The Complete 1933 Goudey Set
The Lajoie card is the key to completing the 1933 Goudey set, which includes 240 numbered cards. Other notable cards in the set include four Babe Ruth cards (#53, #144, #149, #181), two Lou Gehrig cards (#92, #160), and a Jimmie Foxx (#29). The complete set in any grade is a major achievement, and the Lajoie card is invariably the most expensive piece.
Interestingly, the Babe Ruth card that replaced #106 on the original 1933 print sheets is itself a valuable card. Ruth's image was inserted into the #106 position so that the 24-card sheet could be printed without a blank space. This means that, in a sense, Babe Ruth and Nap Lajoie are forever linked through that one card number.

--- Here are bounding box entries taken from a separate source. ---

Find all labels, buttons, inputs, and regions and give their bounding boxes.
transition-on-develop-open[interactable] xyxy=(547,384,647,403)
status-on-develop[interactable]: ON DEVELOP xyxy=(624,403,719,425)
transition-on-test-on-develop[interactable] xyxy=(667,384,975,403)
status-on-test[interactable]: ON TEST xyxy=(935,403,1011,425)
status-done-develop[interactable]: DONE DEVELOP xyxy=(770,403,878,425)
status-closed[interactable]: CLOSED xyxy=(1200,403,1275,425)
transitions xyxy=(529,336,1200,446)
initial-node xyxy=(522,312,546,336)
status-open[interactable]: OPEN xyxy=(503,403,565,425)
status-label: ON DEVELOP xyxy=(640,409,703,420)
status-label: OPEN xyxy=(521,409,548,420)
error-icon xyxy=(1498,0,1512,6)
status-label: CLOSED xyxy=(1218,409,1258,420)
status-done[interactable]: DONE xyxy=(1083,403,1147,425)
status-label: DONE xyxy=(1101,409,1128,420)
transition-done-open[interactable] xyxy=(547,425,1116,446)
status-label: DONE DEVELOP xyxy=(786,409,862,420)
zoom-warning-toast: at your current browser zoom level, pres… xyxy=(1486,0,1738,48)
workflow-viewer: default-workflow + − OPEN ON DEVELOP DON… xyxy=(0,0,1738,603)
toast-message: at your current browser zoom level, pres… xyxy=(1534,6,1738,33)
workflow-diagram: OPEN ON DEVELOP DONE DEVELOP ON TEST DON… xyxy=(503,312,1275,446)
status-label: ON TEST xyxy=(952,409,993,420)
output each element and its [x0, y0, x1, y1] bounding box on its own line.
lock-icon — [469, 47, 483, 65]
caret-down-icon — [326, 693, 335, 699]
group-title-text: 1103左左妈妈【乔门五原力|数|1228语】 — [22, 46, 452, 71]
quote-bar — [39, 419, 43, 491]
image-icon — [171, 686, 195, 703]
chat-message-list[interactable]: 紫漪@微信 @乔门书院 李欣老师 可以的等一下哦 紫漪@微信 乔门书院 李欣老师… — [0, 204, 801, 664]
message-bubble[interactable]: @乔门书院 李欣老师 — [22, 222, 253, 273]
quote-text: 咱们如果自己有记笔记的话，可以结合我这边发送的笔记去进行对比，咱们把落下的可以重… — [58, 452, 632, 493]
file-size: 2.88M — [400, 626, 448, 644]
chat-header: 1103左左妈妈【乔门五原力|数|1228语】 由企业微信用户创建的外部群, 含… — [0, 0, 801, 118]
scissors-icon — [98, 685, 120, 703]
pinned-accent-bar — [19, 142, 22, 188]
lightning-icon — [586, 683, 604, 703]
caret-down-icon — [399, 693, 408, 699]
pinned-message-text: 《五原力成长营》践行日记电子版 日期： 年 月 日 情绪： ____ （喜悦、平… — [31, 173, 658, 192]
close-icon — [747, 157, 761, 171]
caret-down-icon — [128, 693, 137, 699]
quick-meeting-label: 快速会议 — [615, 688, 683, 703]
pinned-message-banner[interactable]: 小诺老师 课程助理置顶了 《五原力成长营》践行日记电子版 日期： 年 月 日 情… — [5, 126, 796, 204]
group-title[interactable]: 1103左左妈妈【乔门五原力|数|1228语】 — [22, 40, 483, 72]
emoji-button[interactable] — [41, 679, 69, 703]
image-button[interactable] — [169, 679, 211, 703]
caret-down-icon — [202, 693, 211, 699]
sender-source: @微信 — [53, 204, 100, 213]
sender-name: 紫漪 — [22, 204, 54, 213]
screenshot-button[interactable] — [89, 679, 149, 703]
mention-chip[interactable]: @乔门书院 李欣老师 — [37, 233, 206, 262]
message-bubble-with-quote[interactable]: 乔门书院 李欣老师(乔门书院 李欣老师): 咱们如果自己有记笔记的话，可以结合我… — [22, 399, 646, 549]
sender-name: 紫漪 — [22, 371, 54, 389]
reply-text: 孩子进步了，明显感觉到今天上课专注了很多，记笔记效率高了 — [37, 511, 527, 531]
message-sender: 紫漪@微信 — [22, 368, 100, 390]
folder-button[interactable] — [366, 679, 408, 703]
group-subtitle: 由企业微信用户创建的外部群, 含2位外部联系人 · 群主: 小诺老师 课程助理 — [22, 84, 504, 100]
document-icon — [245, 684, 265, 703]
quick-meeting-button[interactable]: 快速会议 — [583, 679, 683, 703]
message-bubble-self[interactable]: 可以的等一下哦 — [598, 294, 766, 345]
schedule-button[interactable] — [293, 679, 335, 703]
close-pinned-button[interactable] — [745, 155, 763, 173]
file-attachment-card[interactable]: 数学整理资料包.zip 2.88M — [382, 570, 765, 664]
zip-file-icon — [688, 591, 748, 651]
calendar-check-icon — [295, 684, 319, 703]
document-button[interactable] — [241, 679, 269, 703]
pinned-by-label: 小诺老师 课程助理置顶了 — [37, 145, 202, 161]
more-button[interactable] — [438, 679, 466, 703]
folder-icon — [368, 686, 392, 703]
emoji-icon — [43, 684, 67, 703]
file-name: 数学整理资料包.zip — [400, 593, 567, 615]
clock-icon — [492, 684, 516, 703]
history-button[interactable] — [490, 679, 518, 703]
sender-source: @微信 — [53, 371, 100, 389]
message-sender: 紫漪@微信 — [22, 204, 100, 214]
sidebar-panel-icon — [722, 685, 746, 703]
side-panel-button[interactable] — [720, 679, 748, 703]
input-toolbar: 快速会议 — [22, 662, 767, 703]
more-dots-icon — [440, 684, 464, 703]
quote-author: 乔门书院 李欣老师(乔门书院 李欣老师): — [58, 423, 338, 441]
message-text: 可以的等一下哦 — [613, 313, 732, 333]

The Broader Market Context
The 1933 Goudey Lajoie occupies a special niche in the vintage card market. It is not the most expensive baseball card (the T206 Honus Wagner holds that title), but it may have the most interesting backstory. Its value is driven by a combination of extreme rarity, historical significance, and the compelling narrative of the card that was never supposed to exist.
The vintage baseball card market has seen extraordinary growth in recent years, with record-setting auction results across many categories. The Lajoie card has benefited from this trend, with values at all grade levels increasing substantially since 2019.
What to Look for When Buying
Buy graded. At these prices, a PSA or SGC holder is mandatory. The authentication alone is worth the grading fee many times over.
Verify the PSA/SGC holder. Counterfeit holders exist. Check the certification number against the PSA or SGC online database to confirm authenticity.
Understand the grade. A PSA 5 and a PSA 6 may look similar to an untrained eye, but the price difference can be $15,000 or more. Study the grading standards so you understand what you are buying.
Buy from established dealers or auction houses. Heritage Auctions, PWCC, REA, RR Auction, and other major sports card auction houses provide expertise, guarantees, and market-appropriate pricing.
Consider your goals. If you want the card as a trophy piece and can afford it, buy the best grade you can. If you want it as a set completion card, lower grades still tell the same remarkable story.
Factor in insurance. A card worth five or six figures needs proper insurance coverage, which means getting a formal appraisal and adding it to your policy.
Appreciate the story. Half the value of owning a 1933 Goudey Lajoie is being able to tell people the story of how it came to exist. It is one of the great tales in all of collecting.